I was wrong: you can ignore LaGrangian multipliers. You cannot use calculus because your functions are not differentiable. They are discrete piecewise functions.
Your data are not sufficient to determine anything. What you need to know is the distribution of cars demanded per day, and then minimize expected cost. I am going to assume that H is the highest required on any day and L is the lowest required every day, and that you know the probability distribution of cars demanded.
[MATH]c(r,\ d) = \text {cost per day if r cars are reserved and d are demanded.}[/MATH]
[MATH]c(r, d) = \dfrac{20r}{3} \text { if } d \le r \text { and }
c(r,\ d) = \dfrac{20r}{3} + 30d - 30r.[/MATH]
Buy that?
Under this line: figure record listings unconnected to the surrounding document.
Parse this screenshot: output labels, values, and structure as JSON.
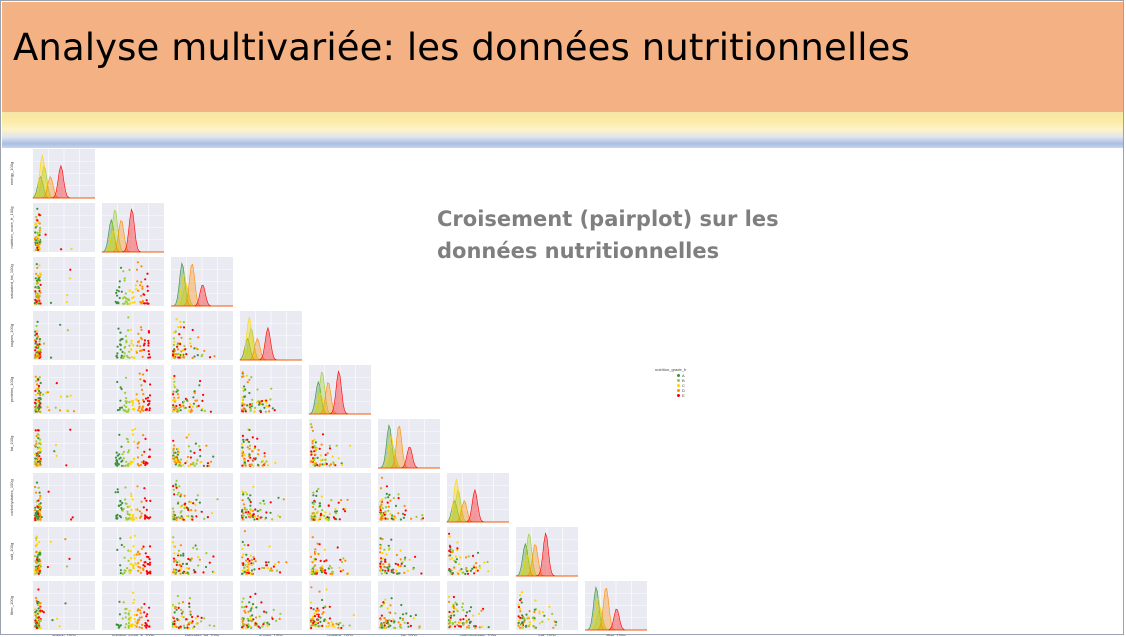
{
  "slide": {
    "title": "Analyse multivariée: les données nutritionnelles",
    "subtitle": "Croisement (pairplot) sur les données nutritionnelles"
  },
  "colors": {
    "title_bar": "#f4b183",
    "subtitle": "#7f7f7f",
    "grade_A": "#3a923a",
    "grade_B": "#9acd32",
    "grade_C": "#ffd700",
    "grade_D": "#ff8c00",
    "grade_E": "#ff0000"
  },
  "chart_data": {
    "type": "scatter",
    "title": "",
    "hue": "nutrition_grade_fr",
    "legend": {
      "title": "nutrition_grade_fr",
      "entries": [
        "A",
        "B",
        "C",
        "D",
        "E"
      ],
      "placement": "right"
    },
    "variables": [
      "energy_100g",
      "nutrition_score_fr_100g",
      "saturated_fat_100g",
      "sugars_100g",
      "proteins_100g",
      "fat_100g",
      "carbohydrates_100g",
      "salt_100g",
      "fiber_100g"
    ],
    "diagonal": "kde",
    "lower_triangle": "scatter",
    "grid": true
  }
}
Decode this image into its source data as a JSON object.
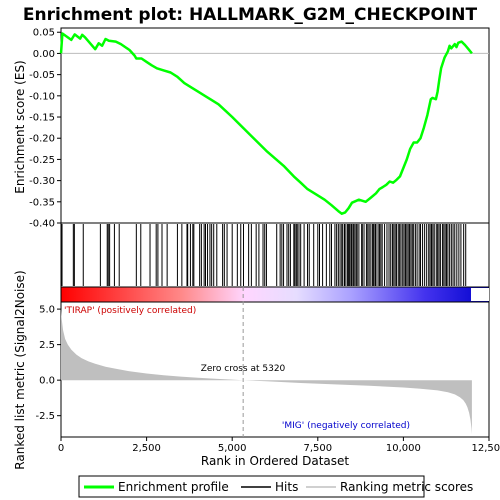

On my assumptions, d will be an integer from L to H rather than a continuous variable.
[MATH]p(d) = \text {probability that d will be demanded on a day.}[/MATH]
[MATH]e(r) = \text {expected daily cost if r reserved} = \sum_{d=L}^H p(d) * c(r,\ d).[/MATH]
It is obvious that r < L is higher cost than r [MATH]\ge[/MATH] L.
Now pick the lowest expected cost.
If you have hundreds of data points, this is easy to do with a spread sheet.
If you have hundreds of thousands, you will need to get more sophisticated.